|Plate by David Walters|
They're now available in South Africa, in season, at better supermarkets, and you can also occasionally find them at farmers' markets.
This double-pea salad uses frozen peas thawed in boiling water; use fresh peas by all means, but they never taste as sweet and delicious as top-quality frozen ones.
Please don't be put off the idea of poaching eggs: it's really very easy. The most important thing, in my opinion, is that you use very fresh eggs. Elderly eggs have thin whites that don't hold their shape. To test whether your egg is fresh enough to poach well, break one onto a plate. The white should be viscous, and the yolk must perch proudly on top, at a slight height. If the yolk is flat and the white spreads out on the plate, buy fresher eggs.
Keep the water at a gentle simmer (that means a slow burble, with some busy little bubbles) and make a gentle whirlpool in the water with a spoon before you slip in the egg. Break it into a teacup first so you can pour it easily into the centre of the vortex. If you're not confident this will work, poach your eggs in clingfilm purses. If you can't find pea shoots, use any dark green leaf.
This needs to be made at the very last minute, as pea shoots bruise quickly and wilt fast under a dressing.
Pea and Pea Shoot Salad with Bacon & Eggs
2 cups (500 ml) frozen peas
2 tsp (10 ml) white vinegar
1 Tbsp sunflower oil
6 thick-cut bacon rashers, cubed
4 fresh extra-large free range eggs
2 punnets fresh pea shoots (or enough for 4 people)
For the dressing:
3 Tbsp (45 ml) fresh lemon juice
1 tsp (5 ml) Dijon mustard
a pinch of white sugar
flaky sea salt and milled black pepper
80 ml extra-virgin olive oil
First make the dressing. Put the lemon juice, mustard, sugar and a pinch of salt into a small bowl. Stir until the salt and sugar have dissolved, then whisk in the olive oil to form a smooth emulsion. Season with more salt if necessary, and some milled black pepper. Reserve.
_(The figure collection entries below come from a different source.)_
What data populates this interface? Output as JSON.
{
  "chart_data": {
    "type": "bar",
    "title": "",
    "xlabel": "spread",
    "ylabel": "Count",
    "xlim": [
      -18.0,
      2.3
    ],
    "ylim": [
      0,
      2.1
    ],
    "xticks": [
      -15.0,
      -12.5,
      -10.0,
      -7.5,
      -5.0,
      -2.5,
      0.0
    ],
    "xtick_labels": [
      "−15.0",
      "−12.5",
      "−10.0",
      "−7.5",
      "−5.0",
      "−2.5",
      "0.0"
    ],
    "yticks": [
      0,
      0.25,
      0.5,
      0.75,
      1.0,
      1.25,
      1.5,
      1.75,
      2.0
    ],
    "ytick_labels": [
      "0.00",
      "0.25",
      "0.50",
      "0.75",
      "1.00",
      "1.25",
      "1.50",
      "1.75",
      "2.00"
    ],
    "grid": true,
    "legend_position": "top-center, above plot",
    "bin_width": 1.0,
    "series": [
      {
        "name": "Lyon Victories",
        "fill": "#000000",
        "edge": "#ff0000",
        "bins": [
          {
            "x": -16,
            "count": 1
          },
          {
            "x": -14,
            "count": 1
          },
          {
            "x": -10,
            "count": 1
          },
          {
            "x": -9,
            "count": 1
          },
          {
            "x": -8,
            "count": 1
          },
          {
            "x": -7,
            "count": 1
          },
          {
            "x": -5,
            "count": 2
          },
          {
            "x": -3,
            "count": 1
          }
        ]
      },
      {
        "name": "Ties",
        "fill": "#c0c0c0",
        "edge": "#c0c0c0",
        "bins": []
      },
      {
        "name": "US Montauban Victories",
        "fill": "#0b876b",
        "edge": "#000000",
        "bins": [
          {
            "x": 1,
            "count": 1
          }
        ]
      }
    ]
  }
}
Cover the peas with boiling water from the kettle, let them stand for a minute or two, or until thawed, then drain and reserve.
Now get the pot ready for poaching the eggs. Half-fill a deep saucepan with boiling water and set it on the stove at a slow simmer. Add the vinegar.
Heat the oil in a pan and fry the bacon cubes until crisp. While the bacon is frying, poach the eggs. It's easiest to do this one at a time. Break each egg into a teacup, make a whirlpool (see above) and slip it gently into the middle of the pan. Poach for 3 minutes, depending on the size of your egg, or until the white is cooked and the yolk is still quite runny. Don't poke the eggs or stir the water, and don't worry if the water looks cloudy. If your egg is fresh, it will form a good shape. Remove with a slotted spoon, place on a warm plate and cover while you poach the remaining eggs.
Drain the bacon on kitchen paper. Arrange the pea shoots on four plates, sprinkle over the peas and bacon, and top each one with a warm poached egg. Pass the dressing round in a separate jug.
If you like, you can add the lemon juice to the hot fat left in the bacon pan, let it bubble for 30 seconds, then continue making the dressing.